Reading the Mythos model card—the level of confidence at which lower incidence at misalignment benchmarks is read as “more alignment” feels very under-calibrated.
For any reduction on alignment benchmarks two competing hypotheses are potentially true:
Alignment is better
Model is better at hiding misalignment
Given that capability increase should increase alignment risk, observing alignment benchmark improvement with capability improvement and confidently concluding 1 instead of 2 doesn’t seem logical to me. Can anyone point out what I’m missing?
I could get behind 1 if with each model generation a new alignment set of benchmarks that are not directly mechanically linked to a previous generation set of benchmarks was introduced and backtested against older model families—but this doesn’t seem to be the regime.
I’ve only read a summary and selected paragraphs thus far, so I might miss important context, but the same question came to my mind. I’d also be interested in a good explanation how 1 can be concluded and 2 ruled out with confidence. If it’s based on CoT monitoring and mechinterp, is the trust in these methods still warranted at such a high capability level?
I have a rather deranged analogy with forecasting asteroid impacts. Suppose that the model family is close to being aligned and that it acts increasingly coherent. Then benchmarks would show the model being close to aligned with increasing precision… until the ideal behavior becomes further from the model’s goals than incoherence distorts these goals.
Additionally, newer models, unlike older ones, are actually tested by interpretability tools, not just by reading the CoT to determine verbalised eval awareness.
On your asteroid impact parallel—I don’t think problems of precision and validity address my main point—whether the benchmark is imprecise or invalid is orthogonal to how we interpret what it’s outputting vis-a-vis the two hypotheses. I could see an argument for validity being a strong driver of hypothesis alignment—but you’d need to know whether it’s valid or not—which is an unknown. So you have to operate from uncertainty.
On your second point—I get that interpretability is a new vector—but in the text, alignment increasing is cited against benchmark data, not only against mechanistic interpretability data. And the interpretability data is actually pointing in both directions. If you read section 4.1 - the findings find features associated with concealment, strategic manipulation and avoiding suspicition were activating. On that basis alone, I’d update slightly towards overall reduction in misalignment being a product of better hiding than actual alignment gains—however—I believe the most intellectually honest position is to stay in balanced uncertainty between the two.

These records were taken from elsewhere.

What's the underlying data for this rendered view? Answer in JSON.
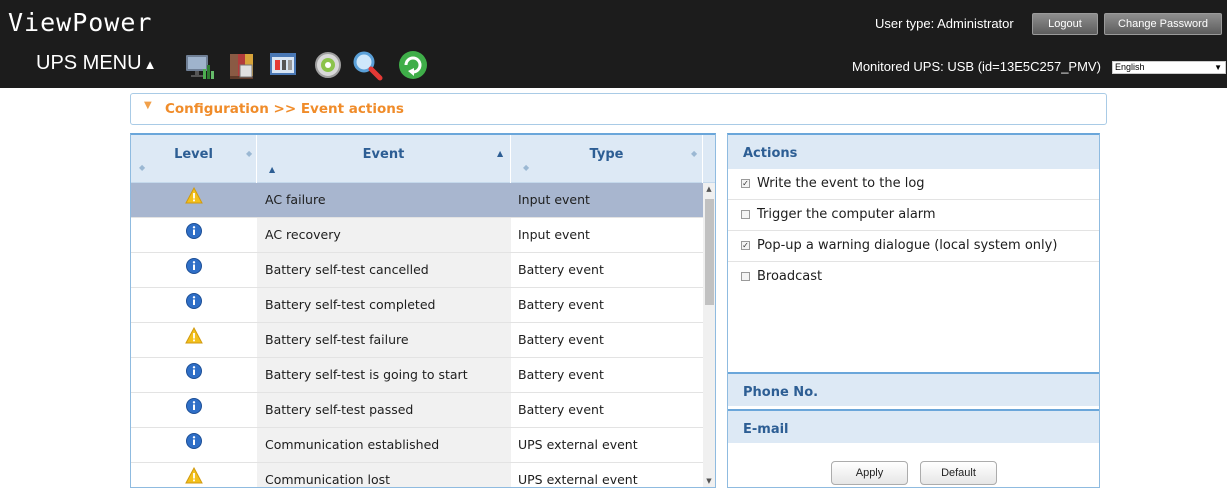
{
  "header": {
    "app_title": "ViewPower",
    "ups_menu_label": "UPS MENU",
    "user_type": "User type: Administrator",
    "logout_label": "Logout",
    "change_password_label": "Change Password",
    "monitored_ups": "Monitored UPS: USB (id=13E5C257_PMV)",
    "language_selected": "English",
    "toolbar_icons": [
      "monitor-icon",
      "records-icon",
      "control-icon",
      "configuration-icon",
      "search-icon",
      "refresh-icon"
    ]
  },
  "breadcrumb": "Configuration >> Event actions",
  "table": {
    "columns": [
      "Level",
      "Event",
      "Type"
    ],
    "rows": [
      {
        "level": "warning",
        "event": "AC failure",
        "type": "Input event"
      },
      {
        "level": "info",
        "event": "AC recovery",
        "type": "Input event"
      },
      {
        "level": "info",
        "event": "Battery self-test cancelled",
        "type": "Battery event"
      },
      {
        "level": "info",
        "event": "Battery self-test completed",
        "type": "Battery event"
      },
      {
        "level": "warning",
        "event": "Battery self-test failure",
        "type": "Battery event"
      },
      {
        "level": "info",
        "event": "Battery self-test is going to start",
        "type": "Battery event"
      },
      {
        "level": "info",
        "event": "Battery self-test passed",
        "type": "Battery event"
      },
      {
        "level": "info",
        "event": "Communication established",
        "type": "UPS external event"
      },
      {
        "level": "warning",
        "event": "Communication lost",
        "type": "UPS external event"
      }
    ]
  },
  "actions": {
    "title": "Actions",
    "items": [
      {
        "label": "Write the event to the log",
        "checked": true
      },
      {
        "label": "Trigger the computer alarm",
        "checked": false
      },
      {
        "label": "Pop-up a warning dialogue (local system only)",
        "checked": true
      },
      {
        "label": "Broadcast",
        "checked": false
      }
    ]
  },
  "phone_title": "Phone No.",
  "email_title": "E-mail",
  "apply_label": "Apply",
  "default_label": "Default",
  "colors": {
    "header_bg": "#1c1c1c",
    "accent_orange": "#f08c2a",
    "table_header_bg": "#dde9f5",
    "selected_row": "#a8b6cf",
    "warning": "#f3c01b",
    "info": "#2f6fc7"
  }
}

I worry that a lot of the interpretation is coming from the prior, not the posterior, of the data.
Reading the Mythos model card—the level of confidence at which lower incidence at misalignment benchmarks is read as “more alignment” feels very under-calibrated.
For any reduction on alignment benchmarks two competing hypotheses are potentially true:
Alignment is better
Model is better at hiding misalignment
Given that capability increase should increase alignment risk, observing alignment benchmark improvement with capability improvement and confidently concluding 1 instead of 2 doesn’t seem logical to me. Can anyone point out what I’m missing?

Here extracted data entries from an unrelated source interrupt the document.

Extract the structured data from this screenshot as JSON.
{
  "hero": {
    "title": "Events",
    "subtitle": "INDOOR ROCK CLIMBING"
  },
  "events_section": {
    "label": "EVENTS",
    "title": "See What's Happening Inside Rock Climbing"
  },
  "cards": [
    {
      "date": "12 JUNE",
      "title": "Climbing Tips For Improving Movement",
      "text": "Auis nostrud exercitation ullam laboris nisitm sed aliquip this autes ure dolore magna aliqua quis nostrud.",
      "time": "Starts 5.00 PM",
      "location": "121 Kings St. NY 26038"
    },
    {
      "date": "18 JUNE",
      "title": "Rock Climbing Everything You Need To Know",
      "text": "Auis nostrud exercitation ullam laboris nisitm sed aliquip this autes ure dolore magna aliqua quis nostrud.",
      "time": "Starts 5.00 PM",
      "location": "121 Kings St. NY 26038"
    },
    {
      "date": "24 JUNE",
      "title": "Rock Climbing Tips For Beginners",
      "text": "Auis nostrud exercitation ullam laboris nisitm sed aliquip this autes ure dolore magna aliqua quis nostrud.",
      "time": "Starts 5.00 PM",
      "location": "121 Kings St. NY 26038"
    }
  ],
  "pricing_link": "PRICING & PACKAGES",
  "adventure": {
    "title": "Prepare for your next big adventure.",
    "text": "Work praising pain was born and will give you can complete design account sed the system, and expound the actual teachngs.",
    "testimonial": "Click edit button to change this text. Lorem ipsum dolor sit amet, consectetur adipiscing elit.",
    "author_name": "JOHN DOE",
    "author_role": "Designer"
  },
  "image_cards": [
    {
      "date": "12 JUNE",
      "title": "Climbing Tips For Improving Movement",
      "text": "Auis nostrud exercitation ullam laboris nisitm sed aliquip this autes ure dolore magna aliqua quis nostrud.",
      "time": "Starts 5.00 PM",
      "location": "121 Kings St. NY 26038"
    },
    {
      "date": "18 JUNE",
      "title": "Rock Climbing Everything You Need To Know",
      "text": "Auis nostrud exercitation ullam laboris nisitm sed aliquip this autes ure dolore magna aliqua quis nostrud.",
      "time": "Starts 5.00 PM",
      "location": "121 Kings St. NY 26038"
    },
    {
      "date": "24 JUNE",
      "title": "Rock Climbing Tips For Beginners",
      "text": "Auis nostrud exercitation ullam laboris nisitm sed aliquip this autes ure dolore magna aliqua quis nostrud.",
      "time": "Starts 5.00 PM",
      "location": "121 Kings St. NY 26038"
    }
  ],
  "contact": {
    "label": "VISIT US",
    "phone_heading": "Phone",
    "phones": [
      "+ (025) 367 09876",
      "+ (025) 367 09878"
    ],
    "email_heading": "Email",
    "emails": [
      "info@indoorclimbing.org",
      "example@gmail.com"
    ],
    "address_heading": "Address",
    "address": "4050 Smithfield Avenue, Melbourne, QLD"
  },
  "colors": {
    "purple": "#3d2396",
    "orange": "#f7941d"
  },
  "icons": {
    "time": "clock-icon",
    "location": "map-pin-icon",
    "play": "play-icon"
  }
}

I could get behind 1 if with each model generation a new alignment set of benchmarks that are not directly mechanically linked to a previous generation set of benchmarks was introduced and backtested against older model families—but this doesn’t seem to be the regime.
I’ve only read a summary and selected paragraphs thus far, so I might miss important context, but the same question came to my mind. I’d also be interested in a good explanation how 1 can be concluded and 2 ruled out with confidence. If it’s based on CoT monitoring and mechinterp, is the trust in these methods still warranted at such a high capability level?

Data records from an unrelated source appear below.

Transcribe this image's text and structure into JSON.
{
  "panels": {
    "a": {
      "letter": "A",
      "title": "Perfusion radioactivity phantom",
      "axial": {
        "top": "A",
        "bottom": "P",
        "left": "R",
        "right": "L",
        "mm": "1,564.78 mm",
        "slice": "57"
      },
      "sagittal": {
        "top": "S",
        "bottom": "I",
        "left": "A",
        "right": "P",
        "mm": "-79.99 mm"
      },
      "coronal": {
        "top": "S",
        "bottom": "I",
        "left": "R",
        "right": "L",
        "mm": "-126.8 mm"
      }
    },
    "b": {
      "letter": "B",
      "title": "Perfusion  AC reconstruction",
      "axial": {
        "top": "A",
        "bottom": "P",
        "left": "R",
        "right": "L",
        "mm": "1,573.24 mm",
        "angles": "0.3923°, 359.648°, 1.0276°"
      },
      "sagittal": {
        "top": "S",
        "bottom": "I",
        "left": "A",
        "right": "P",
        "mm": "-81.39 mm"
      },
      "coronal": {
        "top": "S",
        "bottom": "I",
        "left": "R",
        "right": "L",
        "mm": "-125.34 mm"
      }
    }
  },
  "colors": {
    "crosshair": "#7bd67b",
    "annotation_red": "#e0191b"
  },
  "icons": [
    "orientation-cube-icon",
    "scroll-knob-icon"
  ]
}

I have a rather deranged analogy with forecasting asteroid impacts. Suppose that the model family is close to being aligned and that it acts increasingly coherent. Then benchmarks would show the model being close to aligned with increasing precision… until the ideal behavior becomes further from the model’s goals than incoherence distorts these goals.
Additionally, newer models, unlike older ones, are actually tested by interpretability tools, not just by reading the CoT to determine verbalised eval awareness.
Thank you for your answer.
On your asteroid impact parallel—I don’t think problems of precision and validity address my main point—whether the benchmark is imprecise or invalid is orthogonal to how we interpret what it’s outputting vis-a-vis the two hypotheses. I could see an argument for validity being a strong driver of hypothesis alignment—but you’d need to know whether it’s valid or not—which is an unknown. So you have to operate from uncertainty.
On your second point—I get that interpretability is a new vector—but in the text, alignment increasing is cited against benchmark data, not only against mechanistic interpretability data. And the interpretability data is actually pointing in both directions. If you read section 4.1 - the findings find features associated with concealment, strategic manipulation and avoiding suspicition were activating. On that basis alone, I’d update slightly towards overall reduction in misalignment being a product of better hiding than actual alignment gains—however—I believe the most intellectually honest position is to stay in balanced uncertainty between the two.
I worry that a lot of the interpretation is coming from the prior, not the posterior, of the data.